How is the $d=2$ Weyl invariance different from the generic Conformal $SO(2,d)$ invariance? First of all, I read this answer and I understand that Weyl transformations are transformations of the metric and Conformal transformations are transformations of the coordinates that "Weyl-transform" the metric, but from what I see Weyl and Conformal invariance are pretty much the same thing: doing something that only changes the metric by a positive rescaling.
In my String Theory course, we talked about the $d=2$ worldsheet of the string being Weyl-invariant, and how this invariance (particularly in $d=2$) is important.
Later on, we moved to AdS/CFT, and studying the properties of a CFT we mentioned that it is conformally invariant (duh) but since it generally is in $d>2$ it won't be "as nice as" the $d=2$ invariance of String Theory. Why is that? What changed?
 A: Conformal invariance in two dimensions is special because the symmetry group is much much larger in D = 2. In higher dimensions the conformal group is SO(D+1, 2) which is finite dimensional. But in D = 2 you find that conformal transformations are just holomorphic and anti-holomorphic coordinate transformations which gives you an infinite set of local coordinate transformations. This gives D = 2 conformal theories much more restrictions.

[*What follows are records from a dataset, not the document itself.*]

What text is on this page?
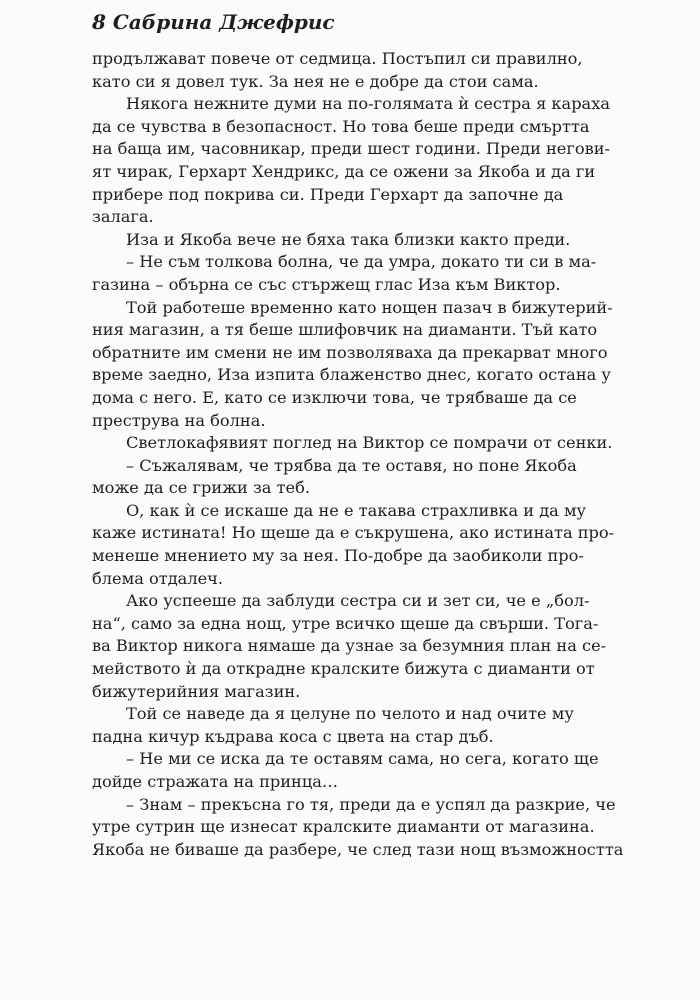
8 Сабрина Джефрис
продължават повече от седмица. Постъпил си правилно,
като си я довел тук. За нея не е добре да стои сама.
Някога нежните думи на по-голямата ѝ сестра я караха
да се чувства в безопасност. Но това беше преди смъртта
на баща им, часовникар, преди шест години. Преди негови-
ят чирак, Герхарт Хендрикс, да се ожени за Якоба и да ги
прибере под покрива си. Преди Герхарт да започне да
залага.
Иза и Якоба вече не бяха така близки както преди.
– Не съм толкова болна, че да умра, докато ти си в ма-
газина – обърна се със стържещ глас Иза към Виктор.
Той работеше временно като нощен пазач в бижутерий-
ния магазин, а тя беше шлифовчик на диаманти. Тъй като
обратните им смени не им позволяваха да прекарват много
време заедно, Иза изпита блаженство днес, когато остана у
дома с него. Е, като се изключи това, че трябваше да се
преструва на болна.
Светлокафявият поглед на Виктор се помрачи от сенки.
– Съжалявам, че трябва да те оставя, но поне Якоба
може да се грижи за теб.
О, как ѝ се искаше да не е такава страхливка и да му
каже истината! Но щеше да е съкрушена, ако истината про-
менеше мнението му за нея. По-добре да заобиколи про-
блема отдалеч.
Ако успееше да заблуди сестра си и зет си, че е „бол-
на“, само за една нощ, утре всичко щеше да свърши. Тога-
ва Виктор никога нямаше да узнае за безумния план на се-
мейството ѝ да открадне кралските бижута с диаманти от
бижутерийния магазин.
Той се наведе да я целуне по челото и над очите му
падна кичур къдрава коса с цвета на стар дъб.
– Не ми се иска да те оставям сама, но сега, когато ще
дойде стражата на принца…
– Знам – прекъсна го тя, преди да е успял да разкрие, че
утре сутрин ще изнесат кралските диаманти от магазина.
Якоба не биваше да разбере, че след тази нощ възможността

The subject of 2 dimensional conformal field theories is extremely rich and complex, I recommend Di Francesco's book on CFTs as the subject is much too large to explain here.
Basically the symmetry properties of 2D CFTs mean that your observables (Correlation functions for example) must obey a much larger set of relations (because of the larger symmetry group). This means that given some initial data (like the scaling dimensions of your fields/operators) one can fix an extremely large set of the observables without having to do basically any calculations.